I also notice that this horse appears to be clean and well-taken care of, looking neither too fat nor too thin. Oiling the hooves before entering the ring would add extra polish to their turnout, as would braiding the mane. As it is, the mane is neat and short, but braiding would really make them look like they came to win. The legs look trimmed and tidy.

This horse is wearing bulky saddle pads. The shaped pad is too large for this saddle, with several inches of white showing in certain areas instead of the more subtle and preferred one to two inches. On top of that, there's what looks like a black foam pad on top. Not only does this add extra bulk, but the black colour makes it stand out even more. For the two minutes that it takes to go around the show ring, most horses should be able to go without extra padding. If it's needed, perhaps a saddle fitting or change is in order, or a more advanced shaped pad with inserts or natural sheepskin to protect the back.

The tack looks clean and the excess stirrup leather isn't overly long. I personally prefer the look of a solid stirrup iron in the show ring, but I understand why some riders prefer to use safety stirrups.

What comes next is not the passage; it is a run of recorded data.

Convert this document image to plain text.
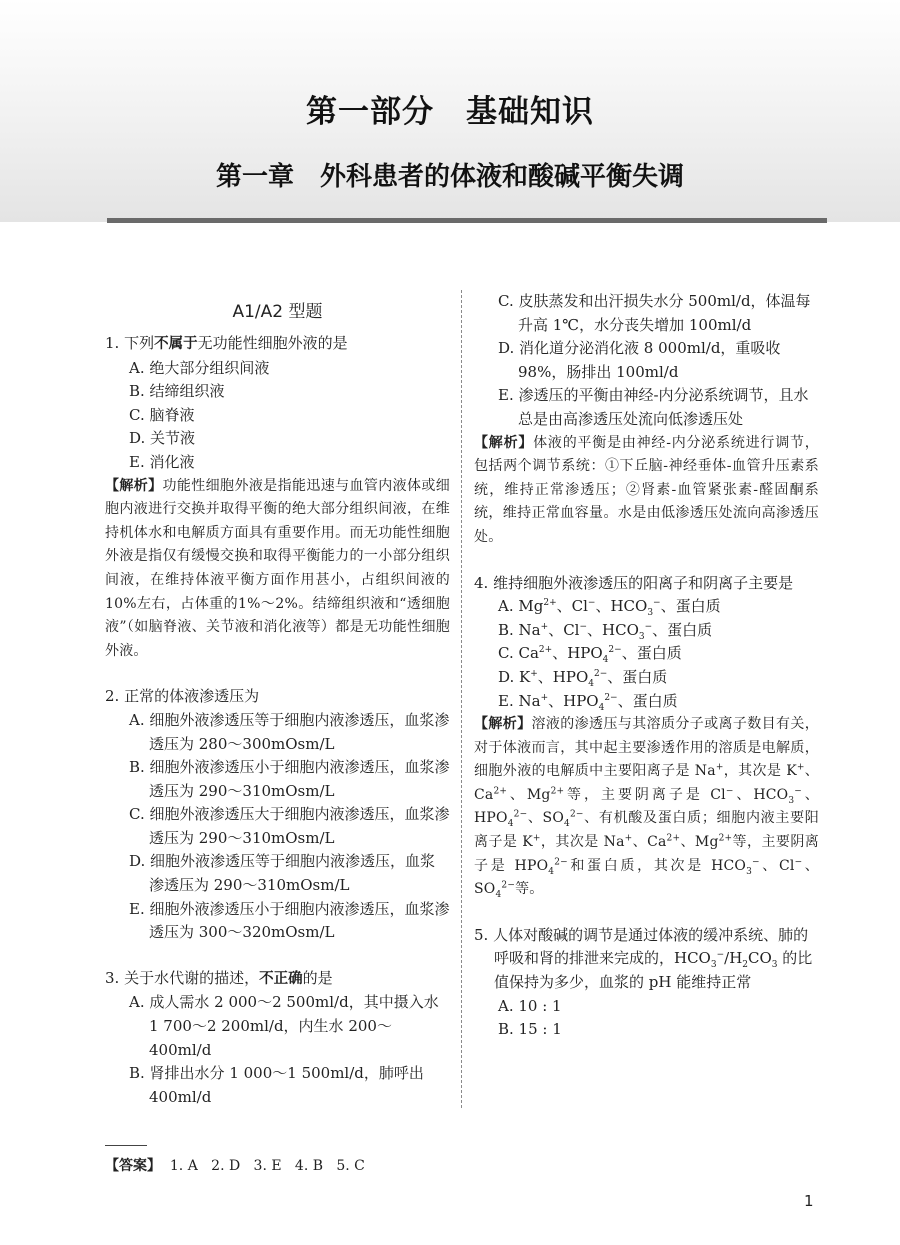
第一部分　基础知识
第一章　外科患者的体液和酸碱平衡失调
A1/A2 型题
1. 下列不属于无功能性细胞外液的是
A. 绝大部分组织间液
B. 结缔组织液
C. 脑脊液
D. 关节液
E. 消化液
【解析】功能性细胞外液是指能迅速与血管内液体或细胞内液进行交换并取得平衡的绝大部分组织间液，在维持机体水和电解质方面具有重要作用。而无功能性细胞外液是指仅有缓慢交换和取得平衡能力的一小部分组织间液，在维持体液平衡方面作用甚小，占组织间液的10%左右，占体重的1%～2%。结缔组织液和“透细胞液”（如脑脊液、关节液和消化液等）都是无功能性细胞外液。
2. 正常的体液渗透压为
A. 细胞外液渗透压等于细胞内液渗透压，血浆渗透压为 280～300mOsm/L
B. 细胞外液渗透压小于细胞内液渗透压，血浆渗透压为 290～310mOsm/L
C. 细胞外液渗透压大于细胞内液渗透压，血浆渗透压为 290～310mOsm/L
D. 细胞外液渗透压等于细胞内液渗透压，血浆渗透压为 290～310mOsm/L
E. 细胞外液渗透压小于细胞内液渗透压，血浆渗透压为 300～320mOsm/L
3. 关于水代谢的描述，不正确的是
A. 成人需水 2 000～2 500ml/d，其中摄入水 1 700～2 200ml/d，内生水 200～400ml/d
B. 肾排出水分 1 000～1 500ml/d，肺呼出 400ml/d
C. 皮肤蒸发和出汗损失水分 500ml/d，体温每升高 1℃，水分丧失增加 100ml/d
D. 消化道分泌消化液 8 000ml/d，重吸收 98%，肠排出 100ml/d
E. 渗透压的平衡由神经-内分泌系统调节，且水总是由高渗透压处流向低渗透压处
【解析】体液的平衡是由神经-内分泌系统进行调节，包括两个调节系统：①下丘脑-神经垂体-血管升压素系统，维持正常渗透压；②肾素-血管紧张素-醛固酮系统，维持正常血容量。水是由低渗透压处流向高渗透压处。
4. 维持细胞外液渗透压的阳离子和阴离子主要是
A. $Mg^{2+}$、Cl−、$HCO_3^-$、蛋白质
B. Na+、Cl−、$HCO_3^-$、蛋白质
C. $Ca^{2+}$、$HPO_4^{2-}$、蛋白质
D. K+、$HPO_4^{2-}$、蛋白质
E. Na+、$HPO_4^{2-}$、蛋白质
【解析】溶液的渗透压与其溶质分子或离子数目有关，对于体液而言，其中起主要渗透作用的溶质是电解质，细胞外液的电解质中主要阳离子是 Na+，其次是 K+、$Ca^{2+}$、$Mg^{2+}$等，主要阴离子是 Cl−、$HCO_3^-$、$HPO_4^{2-}$、$SO_4^{2-}$、有机酸及蛋白质；细胞内液主要阳离子是 K+，其次是 Na+、$Ca^{2+}$、$Mg^{2+}$等，主要阴离子是 $HPO_4^{2-}$和蛋白质，其次是 $HCO_3^-$、Cl−、$SO_4^{2-}$等。
5. 人体对酸碱的调节是通过体液的缓冲系统、肺的呼吸和肾的排泄来完成的，$HCO_3^-/H_2CO_3$ 的比值保持为多少，血浆的 pH 能维持正常
A. 10 : 1
B. 15 : 1
【答案】  1. A   2. D   3. E   4. B   5. C
1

Elsewhere on the horse, this rider is using a pelham bit without a snaffle rein. This set-up is not appropriate for the hunter ring; there should be attachments to both the snaffle ring and the curb ring, using either a bit converter or two sets of reins, depending on the rules of the class. Using a pelham in the way that we see here means that only the curb (leverage) action of the bit can be used. Because of this, every touch of the reins is amplified in the mouth, and poll pressure is constantly applied. Using a converter allows some of the pressure to be gained through direct contact, lessening the leverage action, and using two sets of reins allows the rider to determine when to use snaffle vs. curb action. This is especially important with a horse that likes to over-jump like this one, because it's so easy to get left behind and end up pulling back on the mouth.

Returning to the rider, I would like to see her wear gloves in the hunter ring. Her hands are very noticeable against her dark horse's neck while jumping, and wearing gloves would harmonize things. Dark gloves should almost always be a standard part of hunter attire. Her breeches and boots are appropriate, with the boots nicely shined. Her hair is neatly contained in her helmet as far as I can see. 

Overall, this horse/rider combination is almost there! Just a few minor changes would bring them from a casual but workmanlike appearance to a polished, formal hunter turnout.